The merger will create the largest player in the domestic aviation market and pave the way for Vijay Mallya to fly his Kingfisher Airlines to overseas destinations.
Deccan Aviation will subsequently be renamed Kingfisher Airlines. Vijay Mallya will be the chairman and CEO of this company and GR Gopinath, who pioneered low cost aviation in India with Deccan Aviation, will be its vice-chairman.
Mallya’s UB Holdings, which owns the closely-held Kingfisher Airlines and has 46 per cent in Deccan Aviation, will hold a “significant majority” in the new firm.
Today’s decision follows recommendations to this effect made by professional services firm Accenture which was appointed to present a report on synergies between the two airlines.
Both the airlines are in the red. While Deccan Aviation reported a loss of Rs 419 crore for the year ended June 30, 2007, Kingfisher Airlines had a loss of Rs 577 crore on its books for the year ended March 31, 2007.
The new firm will operate two separate brands – Deccan and Kingfisher – and will retain their identities of being a low-cost carrier and a full-service airline, respectively.
Addressing the media after the board meetings, Mallya said that the new firm will kick off by early next fiscal. The swap ratio will be decided within four to five weeks’ time from today and will be decided by accounting firms KPMG and Dalal & Shah.
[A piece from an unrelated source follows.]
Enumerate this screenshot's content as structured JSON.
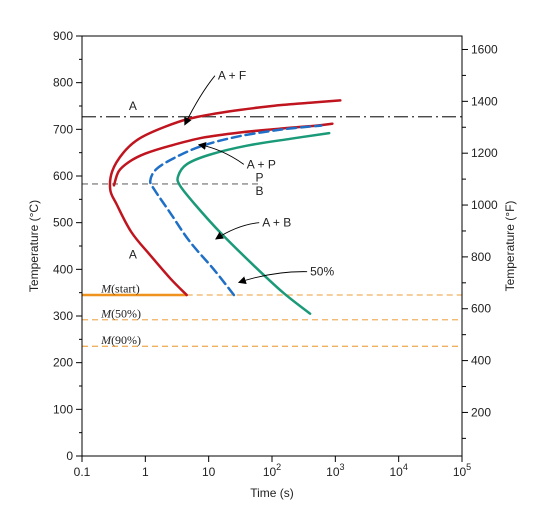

This process of merger has been a result of Kingfisher Airlines recently acquiring 46 per cent in Deccan Aviation through a two step process.
First, Kingfisher Airlines acquired 26 per cent in Deccan Aviation and then made a public open offer for shareholders of Deccan Aviation. UB Holdings collectively spent around Rs 1,000 crore for this acquisition.
Mallya, who has been lobbying hard with the government to let him fly abroad before his airline completes five years of domestic operations, would get what he wanted through this strategic move.
“There is absolutely no doubt on why Kingfisher Airlines cannot fly overseas. From August 2008, the merged firm will have a right to fly overseas. With our two brands, we will surely fly overseas post that date,” he held forth.
It is understood that Deccan will fly to SAARC and West Asian countries, while, Kingfisher's target will be to touch down at San Francisco and New York from Bangalore.
Gopinath further added that Accenture in addition to this merger has also advised elaborately on the route rationalization, cost utilization and staffing issues, which will be detailed at a later date.